Introduction : une seconde plus tôt

Une seconde plus tôt, on était tranquillement sur le quai. Naïf. Encore inconscient du cataclysme qui allait survenir. Les portes se fermaient, mais on n’était pas pressé. On pouvait attendre le métro suivant. D’autant que la moitié des ampoules de la rame ne fonctionnaient pas et que faire le voyage en nocturne…Alors on s’était décalé sur le côté pour laisser les fous furieux se ruer dans l’interstice qui se réduisait de plus en plus. Tout allait bien.

Première seconde

Et soudain tout ne va plus.

On l’aperçoit. A travers la vitre de cette porte qui, bon sang, est déjà presque fermée. Et le choc vous paralyse. Il est tellement puissant que vous ne pouvez déjà plus l’admirer distinctement. Elle semble se détacher des autres. Et tout se met à ralentir. Les portes coulissantes se rapprochent dans une lenteur insoutenable. Il suffirait d’un bras tendu, d’une main pour bloquer cette fermeture définitive. Mais le corps refuse de bouger. Ce gros mollasson n’a toujours pas compris ce qu’il se passe dans notre tête. A cause d’une sombre histoire de synapses et de connections nerveuses.

Alors on regarde, impuissant, les derniers centimètres d’espace se faire écraser par les joints de plastique. Et on réfléchit. Très vite. Le cœur n’a pas encore eu le temps de s’emballer, alors c’est l’esprit qui s’en charge.

Tout d’abord, les évidences.

Première constat : on ne sait rien de cette fille. On l’a croisé il y a moins d’une seconde à travers une vitre de métro. C’est tout. On ne connaît que son regard. Baudelaire avait raison. Un regard, l’ouragan germe, on renait. Mais le métro part et si on ne trouve pas de solution, la renaissance ne va pas faire long feu. C’est notre existence même en dépend.

Voici le deuxième constat : c’est une question de vie ou de mort.

Et troisième constat : notre esprit est libre de trouver toutes les solutions. On n’a de barrières ni morales ni rationnelles.  De toute façon on est amoureux. Alors ce genre de détails n’a pas voix au chapitre.

Maintenant, les choses sont posées et…

Deuxième seconde

Déjà ? Il faut aller encore plus vite. L’esprit s’accélère.

Toutes les solutions se présentent à mes yeux. Sans aucune hiérarchie de vraisemblance.

Forcer la porte ? Casser la vitre à coup de poings ? S’accrocher à la rame en partance ?

Pourquoi pas. Mais je risque d’effrayer l’amour de ma vie. Ou pire, lui faire mal. Pas fantastique pour une première approche. Et puis je ne fais plus confiance à mon corps depuis que ce lourdaud n’a pas été capable de réagir quand il le fallait.

Donc il m’est impossible de la rejoindre maintenant. Il faut la retrouver plus tard.

Vite, d’autres solutions !

Courir comme un fou jusqu’à la station suivante pour la rattraper? Encore une fois, mon corps risque de faire son difficile.

Inscrire mon numéro et le plaquer contre la vitre ? Trop long. Le graver directement contre la vitre ? Trop long. Toujours trop long ! Cartes de visite ? Je n’en ai pas. Pourquoi est-ce que je n’en ai pas ? J’aurais dû prévoir une telle situation !

Un avis de recherche ? Avec sa photo et mon numéro ? Pourquoi ai-je le seul téléphone de la ville qui n’ait pas encore intégré  l’appareil photo ?

Il faut un indice. Sur elle. Pour savoir où elle va. Bon Dieu, qu’elle est belle ! Elle semble irréelle. Et flotter parmi les autres passagers. J’observe chaque détail, vêtements, sac en bandoulière. Je ne remarque rien de particulier. Juste qu’elle est parfaite.

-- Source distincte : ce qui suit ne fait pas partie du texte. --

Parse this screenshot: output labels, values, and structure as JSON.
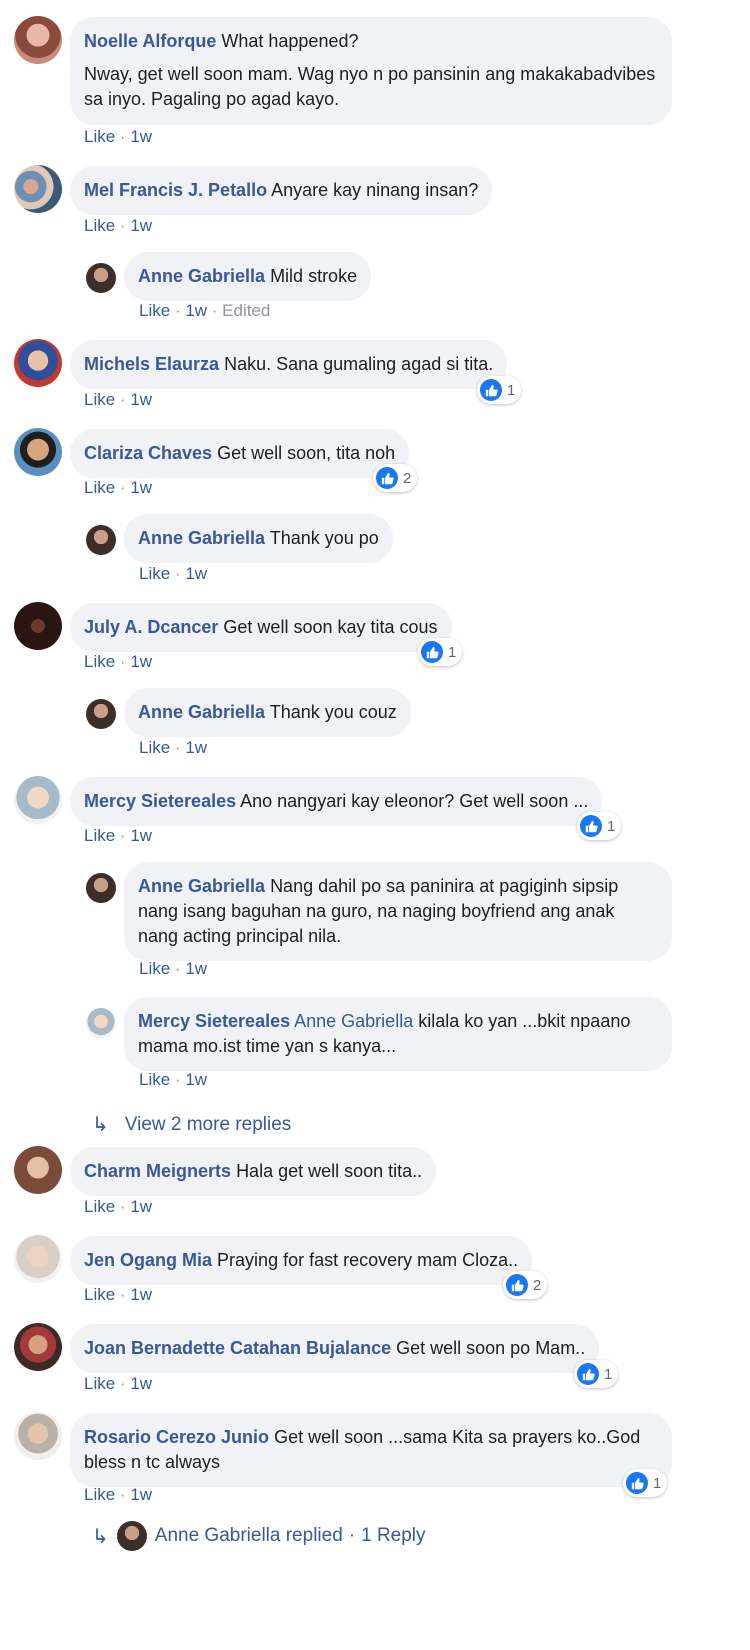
{
  "comments": [
    {
      "name": "Noelle Alforque",
      "text": "What happened?",
      "text2": "Nway, get well soon mam. Wag nyo n po pansinin ang makakabadvibes sa inyo. Pagaling po agad kayo.",
      "like": "Like",
      "time": "1w"
    },
    {
      "name": "Mel Francis J. Petallo",
      "text": "Anyare kay ninang insan?",
      "like": "Like",
      "time": "1w"
    },
    {
      "name": "Anne Gabriella",
      "text": "Mild stroke",
      "like": "Like",
      "time": "1w",
      "edited": "Edited"
    },
    {
      "name": "Michels Elaurza",
      "text": "Naku. Sana gumaling agad si tita.",
      "like": "Like",
      "time": "1w",
      "reactions": "1"
    },
    {
      "name": "Clariza Chaves",
      "text": "Get well soon, tita noh",
      "like": "Like",
      "time": "1w",
      "reactions": "2"
    },
    {
      "name": "Anne Gabriella",
      "text": "Thank you po",
      "like": "Like",
      "time": "1w"
    },
    {
      "name": "July A. Dcancer",
      "text": "Get well soon kay tita cous",
      "like": "Like",
      "time": "1w",
      "reactions": "1"
    },
    {
      "name": "Anne Gabriella",
      "text": "Thank you couz",
      "like": "Like",
      "time": "1w"
    },
    {
      "name": "Mercy Sietereales",
      "text": "Ano nangyari kay eleonor? Get well soon ...",
      "like": "Like",
      "time": "1w",
      "reactions": "1"
    },
    {
      "name": "Anne Gabriella",
      "text": "Nang dahil po sa paninira at pagiginh sipsip nang isang baguhan na guro, na naging boyfriend ang anak nang acting principal nila.",
      "like": "Like",
      "time": "1w"
    },
    {
      "name": "Mercy Sietereales",
      "tag": "Anne Gabriella",
      "text": "kilala ko yan ...bkit npaano mama mo.ist time yan s kanya...",
      "like": "Like",
      "time": "1w"
    },
    {
      "name": "Charm Meignerts",
      "text": "Hala get well soon tita..",
      "like": "Like",
      "time": "1w"
    },
    {
      "name": "Jen Ogang Mia",
      "text": "Praying for fast recovery mam Cloza..",
      "like": "Like",
      "time": "1w",
      "reactions": "2"
    },
    {
      "name": "Joan Bernadette Catahan Bujalance",
      "text": "Get well soon po Mam..",
      "like": "Like",
      "time": "1w",
      "reactions": "1"
    },
    {
      "name": "Rosario Cerezo Junio",
      "text": "Get well soon ...sama Kita sa prayers ko..God bless n tc always",
      "like": "Like",
      "time": "1w",
      "reactions": "1"
    }
  ],
  "view_more": "View 2 more replies",
  "replied": {
    "name": "Anne Gabriella replied",
    "sep": "·",
    "count": "1 Reply"
  },
  "separator": "·",
  "colors": {
    "link": "#385898",
    "bubble": "#f0f2f5",
    "like_blue": "#1877f2",
    "meta_gray": "#90949c"
  }
}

Mais cette perfection ne me suffira pas à la retrouver. Et le temps tourne...et je n’ai plus d’idées…

Troisième seconde

C’est trop tard.  Déjà la rame bouillonne de partir. Le départ est pour bientôt. Je n’ai rien pu faire. Et je vais la laisser s’en aller alors que depuis deux secondes ma vie entière en dépend…

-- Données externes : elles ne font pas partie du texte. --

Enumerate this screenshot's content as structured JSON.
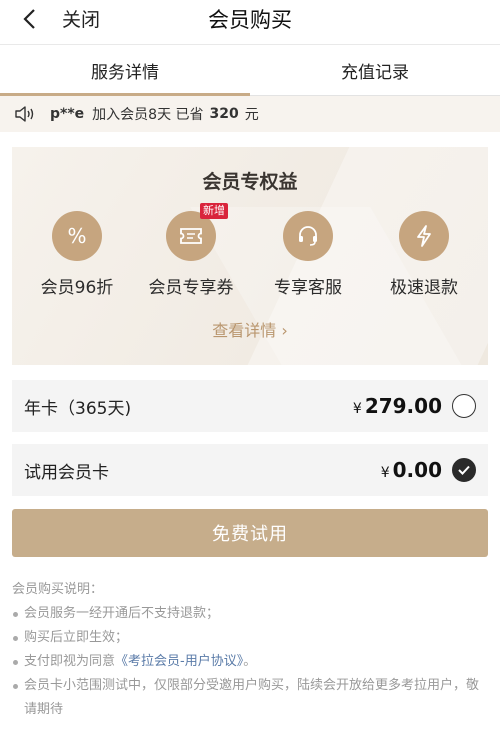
{
  "nav": {
    "close_label": "关闭",
    "title": "会员购买"
  },
  "tabs": [
    {
      "label": "服务详情",
      "active": true
    },
    {
      "label": "充值记录",
      "active": false
    }
  ],
  "notice": {
    "user": "p**e",
    "text": "加入会员8天  已省",
    "amount": "320",
    "unit": "元"
  },
  "benefits": {
    "title": "会员专权益",
    "items": [
      {
        "label": "会员96折",
        "icon": "percent-icon",
        "glyph": "%"
      },
      {
        "label": "会员专享券",
        "icon": "coupon-icon",
        "badge": "新增"
      },
      {
        "label": "专享客服",
        "icon": "headset-icon"
      },
      {
        "label": "极速退款",
        "icon": "lightning-icon"
      }
    ],
    "more_label": "查看详情 ›"
  },
  "plans": [
    {
      "name": "年卡（365天)",
      "currency": "¥",
      "price": "279.00",
      "selected": false
    },
    {
      "name": "试用会员卡",
      "currency": "¥",
      "price": "0.00",
      "selected": true
    }
  ],
  "cta_label": "免费试用",
  "notes": {
    "heading": "会员购买说明：",
    "items": [
      "会员服务一经开通后不支持退款；",
      "购买后立即生效；"
    ],
    "agree_prefix": "支付即视为同意",
    "agree_link": "《考拉会员-用户协议》",
    "agree_suffix": "。",
    "last_item": "会员卡小范围测试中，仅限部分受邀用户购买，陆续会开放给更多考拉用户，敬请期待"
  },
  "colors": {
    "gold": "#c6a57f",
    "cta": "#c6ad8b",
    "badge": "#d9243b",
    "link": "#5a7ba8"
  }
}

Pour ces quelques fractions de secondes qui restent, je veux m’imprégner d’elle. Elle qui ressort de la foule assombrie du métro et qui me fixe en retour. Elle qui n’a jamais quitté mes yeux. Qui comprend aussi à quel point tout est différent maintenant. Que nos vies ne seront plus jamais les mêmes. Et de regard à regard, je lui dis à quel point je l’aime. Je lui dis à quel point cette banale réalité de métro qui s’en va est odieuse. A quel point il est horrible que cette ville ait autant de millions d’habitants. Et qu’il est tragique que l’on n’ait pas pu avoir une vraie première rencontre, devant un café, pour se connaître au lieu de ces quelques secondes à travers l’épaisseur d’une vitre.

Son image commence à trembler. La rame frémit. Elle va partir. Et pour toujours. Je ne veux pas voir ça. Je ferme les yeux.

Les secondes suivantes

Et le temps reprend dramatiquement son cours. On peut ressentir dans tout notre corps le bruit de cette rame qui accélère, qui s’éloigne. Puis qui déjà ne s’entend plus.

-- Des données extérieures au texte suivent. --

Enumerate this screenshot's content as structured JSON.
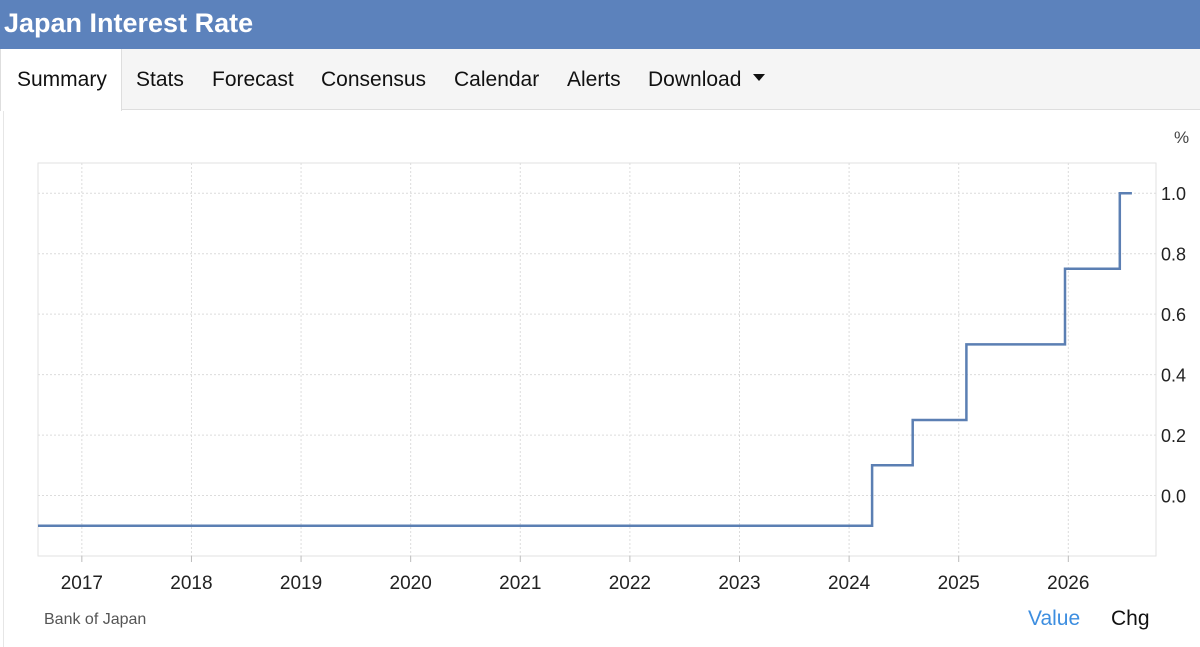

Alors, piteusement, tête baissé, yeux toujours clos, on ne bouge pas. On ne pense plus à rien, on n’a envie de rien, juste de pleurer et d’être seul. On est au fond du précipice. Jusqu’à ce qu’on vous tape sur l’épaule.

« Excusez-moi, vous allez bien ? ».

Alors on se retourne pour voir qui nous parle et le temps s’arrête à nouveau.

« Parce que tout d’abord vous fixez mon reflet dans la vitre et maintenant vous semblez complétement abattu. J’avoue que je ne comprends pas. Vous pouvez m’expliquer ? »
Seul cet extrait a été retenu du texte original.